Completed foreclosures dropped by nearly a quarter in 2013 compared to 2012 CoreLogic said today.  There were 620,111 homes foreclosed by lenders during the year compared to 820,498 in 2012, a decrease of 24 percent.  Since September 2008, the date usually used to mark the beginning of the housing crisis, there have been approximately 4.8 million homes lost to foreclosure.

CoreLogic's National Foreclosure Report for December says there were 45,000 completed foreclosures during the month, down 14 percent from 52,000 from December 2012 and a 4.1 percent decrease from the 47,000 foreclosures completed in November.  By way of comparison, the company said there were an average of 21,000 completed foreclosures a month in the more typical period between 2000 and 2006.

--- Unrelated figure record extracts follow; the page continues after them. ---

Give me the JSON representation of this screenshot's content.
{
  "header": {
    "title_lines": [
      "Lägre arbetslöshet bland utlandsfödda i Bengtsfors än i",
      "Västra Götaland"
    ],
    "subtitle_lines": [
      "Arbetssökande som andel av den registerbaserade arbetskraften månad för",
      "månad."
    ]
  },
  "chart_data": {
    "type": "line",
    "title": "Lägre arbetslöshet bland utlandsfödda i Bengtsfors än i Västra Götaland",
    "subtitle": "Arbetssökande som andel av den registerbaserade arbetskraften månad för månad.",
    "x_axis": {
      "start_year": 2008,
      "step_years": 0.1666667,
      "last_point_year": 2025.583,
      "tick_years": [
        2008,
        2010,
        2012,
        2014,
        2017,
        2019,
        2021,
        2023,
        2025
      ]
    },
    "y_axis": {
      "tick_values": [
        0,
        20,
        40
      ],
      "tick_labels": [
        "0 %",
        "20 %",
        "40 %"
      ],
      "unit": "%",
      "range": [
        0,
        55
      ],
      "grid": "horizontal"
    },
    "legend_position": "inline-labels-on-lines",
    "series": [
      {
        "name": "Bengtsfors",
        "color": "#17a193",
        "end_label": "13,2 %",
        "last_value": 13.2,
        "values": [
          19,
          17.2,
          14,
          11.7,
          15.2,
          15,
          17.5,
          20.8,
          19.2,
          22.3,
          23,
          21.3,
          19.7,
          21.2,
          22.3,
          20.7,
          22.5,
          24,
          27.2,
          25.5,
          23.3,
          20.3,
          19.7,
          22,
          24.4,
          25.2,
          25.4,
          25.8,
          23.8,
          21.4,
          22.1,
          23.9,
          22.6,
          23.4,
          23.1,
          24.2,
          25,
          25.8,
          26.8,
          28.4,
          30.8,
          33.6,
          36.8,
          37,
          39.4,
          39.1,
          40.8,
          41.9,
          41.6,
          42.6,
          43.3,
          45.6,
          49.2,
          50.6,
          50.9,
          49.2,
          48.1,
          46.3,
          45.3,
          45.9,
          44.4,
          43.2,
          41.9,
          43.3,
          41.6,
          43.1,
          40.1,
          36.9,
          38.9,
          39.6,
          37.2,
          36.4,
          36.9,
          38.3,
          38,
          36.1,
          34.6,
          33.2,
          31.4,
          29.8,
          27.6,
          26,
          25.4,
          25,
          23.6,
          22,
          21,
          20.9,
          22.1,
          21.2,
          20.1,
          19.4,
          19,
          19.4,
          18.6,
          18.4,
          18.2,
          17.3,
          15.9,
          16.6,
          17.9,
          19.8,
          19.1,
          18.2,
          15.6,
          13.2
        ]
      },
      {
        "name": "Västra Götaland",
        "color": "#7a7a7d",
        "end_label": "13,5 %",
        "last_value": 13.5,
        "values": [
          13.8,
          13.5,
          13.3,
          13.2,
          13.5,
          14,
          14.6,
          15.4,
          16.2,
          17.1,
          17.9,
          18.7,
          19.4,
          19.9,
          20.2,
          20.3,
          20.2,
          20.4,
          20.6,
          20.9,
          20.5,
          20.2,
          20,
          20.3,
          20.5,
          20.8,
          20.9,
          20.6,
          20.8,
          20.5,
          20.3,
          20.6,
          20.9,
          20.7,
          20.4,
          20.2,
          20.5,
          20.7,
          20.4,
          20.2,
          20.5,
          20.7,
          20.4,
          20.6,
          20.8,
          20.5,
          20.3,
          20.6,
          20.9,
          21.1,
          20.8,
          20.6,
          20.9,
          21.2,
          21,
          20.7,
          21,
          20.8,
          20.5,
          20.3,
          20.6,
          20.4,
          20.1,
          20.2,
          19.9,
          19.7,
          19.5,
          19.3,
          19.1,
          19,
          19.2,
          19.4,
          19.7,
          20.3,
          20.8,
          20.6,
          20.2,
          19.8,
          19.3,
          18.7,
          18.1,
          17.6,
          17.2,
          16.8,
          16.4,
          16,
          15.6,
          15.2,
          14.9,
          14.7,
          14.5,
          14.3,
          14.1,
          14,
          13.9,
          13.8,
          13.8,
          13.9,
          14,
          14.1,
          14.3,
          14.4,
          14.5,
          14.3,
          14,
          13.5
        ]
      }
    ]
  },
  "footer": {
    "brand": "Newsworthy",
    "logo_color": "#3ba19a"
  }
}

Approximately 837,000 homes nationwide were in some stage of foreclosure during the month of December, representing 2.1 percent of mortgage homes.  This is a 31 percent reduction in the so-called foreclosure inventory which consisted of 1.2 million properties a year earlier, 3.0 percent of homes with a mortgage.

The foreclosure inventory fell by more than 30 percent in December on a year-over-year basis, twice the decline from a year ago," said Mark Fleming, chief economist for CoreLogic. "The decline indicates that the distressed foreclosure inventory is healing at an accelerating rate heading into 2014."

Five large states accounted for nearly half of the 600,000 plus completed foreclosures in 2013.  Florida led with 119,000 followed by Michigan (53,000), California (39,000), Texas (39,000) and Georgia (35,000).  States with the highest foreclosure inventory as a percentage of all mortgaged homes were Florida (6.7 percent), New Jersey (6.5 percent), New York (4.9 percent), Connecticut (3.6 percent) and Maine (3.6 percent).

In a press release accompanying the report Anand Nallathambi, president and CEO of CoreLogic said, "Clearly, 2013 was a transitional year for residential property in the United States. Higher home prices and lower shadow inventory levels, together with a slowly improving economy, are hopeful signals that we are turning a long-awaited corner," said. "The housing market should continue to heal in 2014, but we expect progress to remain very slow."